Older games are speedrunned, discussed and even utterly destroyed. Even if the count in players declines over the years, it will never reach zero.

Now imagine DRM in all those old games once you turn off the DRM server or a certificate expires: No more speedruns. No more discussion forums. Nothing. The games are devalued and you as a game producer shut out your most loyal customers (those that keep playing your game after  many years).

And my last issue is with this Gears of War case in particular: A time limited certificate does not make any sense in this case. It’s identity that must be checked. Let’s say the AES key used to encrypt the game was encrypted with the private key of the publisher (thus the public key will be needed to decrypt it) and the public key is signed by the publishers CA, then, while you check the identity of the publishers certificate, checking the time certainly is not needed. If it was valid once, it’s probably valid in the future as well.

Or better: A cracker with the ability to create certificates that look like they were signed by the publisher will highly likely also be able to make them with any timed validity.

This issue here is that Gears of War probably uses some library function to check for the certificate and this library function also checks the timestamp on the certificate.

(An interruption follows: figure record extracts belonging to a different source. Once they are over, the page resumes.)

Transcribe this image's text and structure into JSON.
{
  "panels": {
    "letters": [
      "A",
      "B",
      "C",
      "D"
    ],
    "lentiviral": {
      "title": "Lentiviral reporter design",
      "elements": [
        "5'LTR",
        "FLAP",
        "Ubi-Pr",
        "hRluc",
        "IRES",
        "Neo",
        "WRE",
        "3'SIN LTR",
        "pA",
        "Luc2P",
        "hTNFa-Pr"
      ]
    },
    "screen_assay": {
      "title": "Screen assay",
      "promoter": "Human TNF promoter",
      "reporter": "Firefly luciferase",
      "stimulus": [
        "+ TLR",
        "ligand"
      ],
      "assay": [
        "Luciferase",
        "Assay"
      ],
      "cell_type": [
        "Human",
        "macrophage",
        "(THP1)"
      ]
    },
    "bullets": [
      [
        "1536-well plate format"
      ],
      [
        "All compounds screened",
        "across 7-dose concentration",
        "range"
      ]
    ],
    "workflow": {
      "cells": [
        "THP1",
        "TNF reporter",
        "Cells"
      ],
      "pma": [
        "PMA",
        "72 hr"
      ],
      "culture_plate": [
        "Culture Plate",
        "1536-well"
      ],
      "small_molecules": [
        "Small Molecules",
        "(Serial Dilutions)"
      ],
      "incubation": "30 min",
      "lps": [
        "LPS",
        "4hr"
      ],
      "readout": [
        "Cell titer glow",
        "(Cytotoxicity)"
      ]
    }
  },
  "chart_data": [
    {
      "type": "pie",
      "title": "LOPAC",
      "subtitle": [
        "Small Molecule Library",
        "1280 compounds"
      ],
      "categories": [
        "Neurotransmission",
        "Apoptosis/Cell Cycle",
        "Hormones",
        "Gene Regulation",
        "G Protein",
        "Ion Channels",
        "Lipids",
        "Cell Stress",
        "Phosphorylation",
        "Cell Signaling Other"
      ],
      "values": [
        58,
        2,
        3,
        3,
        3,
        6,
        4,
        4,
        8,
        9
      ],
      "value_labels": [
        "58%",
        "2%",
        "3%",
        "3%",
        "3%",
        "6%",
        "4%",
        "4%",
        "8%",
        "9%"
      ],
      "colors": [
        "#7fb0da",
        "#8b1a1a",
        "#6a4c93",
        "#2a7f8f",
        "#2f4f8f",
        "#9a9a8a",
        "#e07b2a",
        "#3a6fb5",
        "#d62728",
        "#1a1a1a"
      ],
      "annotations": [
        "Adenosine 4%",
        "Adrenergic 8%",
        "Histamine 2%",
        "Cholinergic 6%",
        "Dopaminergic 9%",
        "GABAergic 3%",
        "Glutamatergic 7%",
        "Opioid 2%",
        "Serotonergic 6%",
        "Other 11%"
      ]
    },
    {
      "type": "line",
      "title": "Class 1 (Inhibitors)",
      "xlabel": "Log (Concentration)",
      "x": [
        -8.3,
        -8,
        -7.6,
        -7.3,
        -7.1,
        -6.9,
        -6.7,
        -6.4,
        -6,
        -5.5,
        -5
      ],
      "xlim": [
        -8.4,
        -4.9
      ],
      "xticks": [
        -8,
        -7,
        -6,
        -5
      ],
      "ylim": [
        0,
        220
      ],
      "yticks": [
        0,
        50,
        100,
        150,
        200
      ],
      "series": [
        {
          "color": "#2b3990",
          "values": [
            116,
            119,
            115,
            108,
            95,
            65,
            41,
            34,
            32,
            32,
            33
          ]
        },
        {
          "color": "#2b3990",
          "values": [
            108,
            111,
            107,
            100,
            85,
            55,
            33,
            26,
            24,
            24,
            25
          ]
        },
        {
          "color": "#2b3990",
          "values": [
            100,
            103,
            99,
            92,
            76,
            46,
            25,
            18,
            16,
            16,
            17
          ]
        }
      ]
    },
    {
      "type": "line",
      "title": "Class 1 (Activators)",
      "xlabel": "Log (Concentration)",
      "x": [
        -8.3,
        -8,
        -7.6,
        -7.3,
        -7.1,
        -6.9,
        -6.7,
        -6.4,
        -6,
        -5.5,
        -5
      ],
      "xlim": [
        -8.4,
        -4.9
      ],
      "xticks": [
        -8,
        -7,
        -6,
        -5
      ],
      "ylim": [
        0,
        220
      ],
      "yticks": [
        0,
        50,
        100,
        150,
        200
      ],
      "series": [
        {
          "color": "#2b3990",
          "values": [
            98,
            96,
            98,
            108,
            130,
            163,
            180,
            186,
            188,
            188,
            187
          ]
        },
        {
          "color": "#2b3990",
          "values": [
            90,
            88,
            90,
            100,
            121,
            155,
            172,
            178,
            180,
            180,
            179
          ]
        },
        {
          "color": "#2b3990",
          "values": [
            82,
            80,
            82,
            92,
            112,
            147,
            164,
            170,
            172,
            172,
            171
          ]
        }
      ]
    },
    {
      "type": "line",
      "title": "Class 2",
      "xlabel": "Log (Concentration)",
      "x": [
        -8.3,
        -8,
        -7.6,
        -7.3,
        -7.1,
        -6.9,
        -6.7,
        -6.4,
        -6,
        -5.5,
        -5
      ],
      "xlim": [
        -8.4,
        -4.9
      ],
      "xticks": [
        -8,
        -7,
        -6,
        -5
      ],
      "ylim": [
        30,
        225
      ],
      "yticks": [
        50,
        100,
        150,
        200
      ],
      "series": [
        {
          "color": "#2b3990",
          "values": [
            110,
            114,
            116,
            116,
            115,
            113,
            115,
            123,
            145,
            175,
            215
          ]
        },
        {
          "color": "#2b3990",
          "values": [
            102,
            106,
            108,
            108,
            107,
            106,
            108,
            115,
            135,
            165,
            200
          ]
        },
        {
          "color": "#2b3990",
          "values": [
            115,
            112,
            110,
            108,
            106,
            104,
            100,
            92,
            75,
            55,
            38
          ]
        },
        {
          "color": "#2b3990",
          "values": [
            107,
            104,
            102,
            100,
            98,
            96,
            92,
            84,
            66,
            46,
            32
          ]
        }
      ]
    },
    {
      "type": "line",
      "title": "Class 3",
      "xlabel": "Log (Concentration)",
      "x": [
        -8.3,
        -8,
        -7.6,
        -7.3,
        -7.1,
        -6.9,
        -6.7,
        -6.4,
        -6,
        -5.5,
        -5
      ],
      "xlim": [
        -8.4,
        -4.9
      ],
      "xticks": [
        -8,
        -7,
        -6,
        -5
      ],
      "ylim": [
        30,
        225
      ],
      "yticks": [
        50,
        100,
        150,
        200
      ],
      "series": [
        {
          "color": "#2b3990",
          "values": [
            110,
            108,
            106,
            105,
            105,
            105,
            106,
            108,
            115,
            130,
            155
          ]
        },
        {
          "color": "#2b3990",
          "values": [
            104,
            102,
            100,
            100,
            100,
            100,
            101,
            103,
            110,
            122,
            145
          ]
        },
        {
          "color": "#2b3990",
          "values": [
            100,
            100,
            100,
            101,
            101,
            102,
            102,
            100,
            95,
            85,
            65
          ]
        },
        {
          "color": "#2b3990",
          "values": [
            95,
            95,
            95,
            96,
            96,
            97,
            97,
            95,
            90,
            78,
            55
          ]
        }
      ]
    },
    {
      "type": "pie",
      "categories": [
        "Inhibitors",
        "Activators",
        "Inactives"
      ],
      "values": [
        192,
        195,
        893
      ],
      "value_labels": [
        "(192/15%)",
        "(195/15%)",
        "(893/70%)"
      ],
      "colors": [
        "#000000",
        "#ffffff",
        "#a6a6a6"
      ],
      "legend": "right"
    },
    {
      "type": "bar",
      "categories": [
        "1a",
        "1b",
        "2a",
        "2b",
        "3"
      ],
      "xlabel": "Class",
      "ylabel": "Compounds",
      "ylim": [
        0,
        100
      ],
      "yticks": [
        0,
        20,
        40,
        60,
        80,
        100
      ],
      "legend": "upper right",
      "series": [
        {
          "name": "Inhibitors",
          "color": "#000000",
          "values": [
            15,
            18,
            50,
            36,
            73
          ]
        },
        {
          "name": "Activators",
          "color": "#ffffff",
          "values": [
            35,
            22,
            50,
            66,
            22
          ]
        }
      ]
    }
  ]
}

The person that issued the certificate either thought that “two years is well enough” or just used the default value in their software.

The person using the library function just uses that, not thinking about the timestamp at all.

Maybe, the game just calls some third-party DRM library which in turn calls the X.509 certificate validation routines and due to “security by obscurity” doesn’t document how the DRM works, thus not even giving the developer (or certificate issuer) any chance to see that the game will stop working once the certificate runs out.

This is lazyness.

So it’s not just monetary issues that would lead to DRMed stuff stop working. It’s also lazyness and wrong sense of security.

DRM is doomed to fail and the industry finally needs to see that.